Endocrine Functions of the Kidney

Outline the endocrine functions of the kidney

The kidney is involved in a number of endocrine processes and produces or metabolises a number of hormones:

  • RAAS
  • Vitamin D
  • EPO
  • Prostaglandins

Renin-Angiotensin-Aldosterone System

The RAAS is a signaling pathway involved in blood pressure control.

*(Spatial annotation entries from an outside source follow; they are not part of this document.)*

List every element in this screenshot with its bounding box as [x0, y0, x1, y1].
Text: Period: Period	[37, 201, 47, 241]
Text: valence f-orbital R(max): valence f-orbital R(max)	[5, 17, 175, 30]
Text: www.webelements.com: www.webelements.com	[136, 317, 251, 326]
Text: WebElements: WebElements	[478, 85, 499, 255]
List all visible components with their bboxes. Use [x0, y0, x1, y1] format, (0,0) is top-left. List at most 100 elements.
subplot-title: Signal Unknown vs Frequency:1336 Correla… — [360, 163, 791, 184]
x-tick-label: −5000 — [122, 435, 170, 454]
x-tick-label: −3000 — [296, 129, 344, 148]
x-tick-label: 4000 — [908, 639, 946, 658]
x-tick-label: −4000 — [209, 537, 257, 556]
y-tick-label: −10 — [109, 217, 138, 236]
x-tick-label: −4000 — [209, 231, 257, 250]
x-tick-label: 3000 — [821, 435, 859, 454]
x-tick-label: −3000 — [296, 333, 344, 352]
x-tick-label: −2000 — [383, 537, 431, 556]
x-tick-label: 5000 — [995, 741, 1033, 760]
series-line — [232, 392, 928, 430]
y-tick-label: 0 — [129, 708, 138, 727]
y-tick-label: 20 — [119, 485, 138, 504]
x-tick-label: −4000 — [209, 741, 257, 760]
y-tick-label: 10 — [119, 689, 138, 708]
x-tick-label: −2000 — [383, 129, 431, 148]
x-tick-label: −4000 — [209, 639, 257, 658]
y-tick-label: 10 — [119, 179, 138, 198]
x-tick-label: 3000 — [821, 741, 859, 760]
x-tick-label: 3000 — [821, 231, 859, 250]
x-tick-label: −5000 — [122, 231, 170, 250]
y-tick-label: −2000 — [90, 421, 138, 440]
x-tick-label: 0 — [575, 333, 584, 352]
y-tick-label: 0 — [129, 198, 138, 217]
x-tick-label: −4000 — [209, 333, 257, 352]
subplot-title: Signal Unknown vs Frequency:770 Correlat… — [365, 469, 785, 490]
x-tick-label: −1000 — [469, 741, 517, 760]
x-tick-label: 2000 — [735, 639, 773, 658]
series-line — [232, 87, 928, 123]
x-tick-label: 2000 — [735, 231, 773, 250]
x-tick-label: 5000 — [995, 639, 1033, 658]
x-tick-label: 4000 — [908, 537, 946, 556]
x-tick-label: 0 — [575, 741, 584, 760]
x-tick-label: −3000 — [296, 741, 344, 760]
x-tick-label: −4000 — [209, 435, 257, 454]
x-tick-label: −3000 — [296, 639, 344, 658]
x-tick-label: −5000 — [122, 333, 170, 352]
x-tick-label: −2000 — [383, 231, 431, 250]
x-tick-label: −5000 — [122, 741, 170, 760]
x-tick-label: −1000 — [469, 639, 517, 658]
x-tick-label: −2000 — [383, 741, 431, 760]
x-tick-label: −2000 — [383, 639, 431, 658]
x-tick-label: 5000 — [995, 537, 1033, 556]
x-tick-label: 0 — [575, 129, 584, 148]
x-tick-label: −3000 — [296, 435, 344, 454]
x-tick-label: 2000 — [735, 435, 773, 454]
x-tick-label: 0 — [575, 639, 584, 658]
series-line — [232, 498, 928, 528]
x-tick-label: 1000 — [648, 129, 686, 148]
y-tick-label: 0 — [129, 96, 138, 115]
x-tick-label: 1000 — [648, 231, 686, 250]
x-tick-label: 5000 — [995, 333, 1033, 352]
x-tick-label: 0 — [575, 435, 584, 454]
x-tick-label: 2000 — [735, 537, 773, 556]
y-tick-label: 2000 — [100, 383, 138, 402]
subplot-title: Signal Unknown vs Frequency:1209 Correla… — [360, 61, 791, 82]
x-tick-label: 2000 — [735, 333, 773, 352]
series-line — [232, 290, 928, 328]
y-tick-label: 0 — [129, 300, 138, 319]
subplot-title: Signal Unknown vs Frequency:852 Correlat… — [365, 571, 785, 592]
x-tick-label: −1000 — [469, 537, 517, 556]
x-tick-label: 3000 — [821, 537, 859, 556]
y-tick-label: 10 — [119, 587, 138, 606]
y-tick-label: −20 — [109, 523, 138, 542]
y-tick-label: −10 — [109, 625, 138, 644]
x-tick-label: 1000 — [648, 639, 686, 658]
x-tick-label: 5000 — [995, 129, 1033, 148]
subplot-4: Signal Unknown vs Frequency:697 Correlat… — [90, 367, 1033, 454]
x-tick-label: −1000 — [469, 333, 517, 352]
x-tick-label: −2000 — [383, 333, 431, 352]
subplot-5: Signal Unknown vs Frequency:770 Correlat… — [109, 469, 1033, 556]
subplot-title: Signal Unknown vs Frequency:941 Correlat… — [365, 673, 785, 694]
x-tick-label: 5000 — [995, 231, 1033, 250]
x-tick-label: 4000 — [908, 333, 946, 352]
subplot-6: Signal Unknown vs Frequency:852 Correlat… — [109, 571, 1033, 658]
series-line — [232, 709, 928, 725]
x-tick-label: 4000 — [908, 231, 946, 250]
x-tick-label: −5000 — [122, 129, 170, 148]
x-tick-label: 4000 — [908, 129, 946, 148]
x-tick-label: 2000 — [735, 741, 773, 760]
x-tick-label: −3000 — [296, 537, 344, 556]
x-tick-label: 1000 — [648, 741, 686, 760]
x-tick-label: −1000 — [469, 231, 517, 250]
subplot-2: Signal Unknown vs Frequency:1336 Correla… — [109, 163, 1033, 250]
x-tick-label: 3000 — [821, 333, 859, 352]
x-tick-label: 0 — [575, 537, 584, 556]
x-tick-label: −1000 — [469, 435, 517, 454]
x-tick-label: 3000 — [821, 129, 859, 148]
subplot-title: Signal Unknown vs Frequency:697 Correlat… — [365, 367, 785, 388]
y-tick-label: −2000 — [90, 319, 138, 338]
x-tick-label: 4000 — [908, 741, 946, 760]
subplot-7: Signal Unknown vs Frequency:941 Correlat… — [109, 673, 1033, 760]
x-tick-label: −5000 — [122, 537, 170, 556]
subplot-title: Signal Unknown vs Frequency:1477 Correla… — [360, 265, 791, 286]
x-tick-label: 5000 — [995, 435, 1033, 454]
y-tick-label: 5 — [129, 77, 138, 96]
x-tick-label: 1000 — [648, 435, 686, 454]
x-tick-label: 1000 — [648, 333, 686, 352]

It involves a number of hormones:

  • Angiotensinogen is produced by the liver in response to:
    • Glucocorticoids
    • Thyroid hormones
    • Oestrogens
    • Angiotensin II
    • Various inflammatory proteins
  • Renin is a protease produced by the kidneys in response to β1 stimulation or hypotension, and exists to cleave angiotensinogen to angiotensin I

  • ACE cleaves angiotensin I to angiotensin II, and also cleaves bradykinin into inactive metabolites

  • Angiotensin II increases blood pressure via a number of mechanisms:
    • Simulates aldosterone release from the adrenal cortex, increasing sodium and water retention
    • Vasoconstriction of efferent greater than the afferent arterioles
      Results in slight decrease in GFR at a lower perfusion pressure, but increases filtration fraction.
      • NB: Different sources quote different changes (increase or decrease) in GFR
        The final effect may vary depending on the contribution of other autoregulatory processes.
    • Reduces Kf through constriction of glomerular mesangial cells
    • Increased SNS activity and central and peripheral vasoconstriction
    • Increases thirst via hypothalamic stimulation
    • Stimulates ADH release, reducing renal water excretion
    • Stimulates release of angiotensinogen
  • Aldosterone acts on the distal convoluted tubule to:
    • Increase reabsorption of Na+ and water
    • Increase elimination of K+ and H+

Vitamin D

Vitamin D has a complex metabolic pathway which meanders through a number of organ systems:

  • Vitamin D3 may be absorbed in diet or produced in skin by the action of UV light on 7-dehydrocholesterol
  • Vitamin D3 is then hydrolysed in the liver by CYP450 enzymes to form 25-hydroxycholecalciferol (25-OHD3)
  • 25-OHD3 is then converted in the proximal tubule to calcitriol - the active form

Erythropoietin

Erythropoiesis is stimulated by EPO release:

  • In adults, EPO is released from the:
    • Peritubular capillary fibroblasts (85%)
    • Liver (15%)
  • EPO is released in response to:
    • Hypoxia
    • Hypotension
    • Low Hct
  • Erythropoiesis is inhibited by:
    • High red cell volume
    • Renal failure
      Production of EPO is decreased in renal failure, which is why patients with end-stage renal disease require exogenous EPO.

References

  1. Barrett KE, Barman SM, Boitano S, Brooks HL. Ganong's Review of Medical Physiology. 24th Ed. McGraw Hill. 2012.
  2. Kam P, Power I. Principles of Physiology for the Anaesthetist. 3rd Ed. Hodder Education. 2012.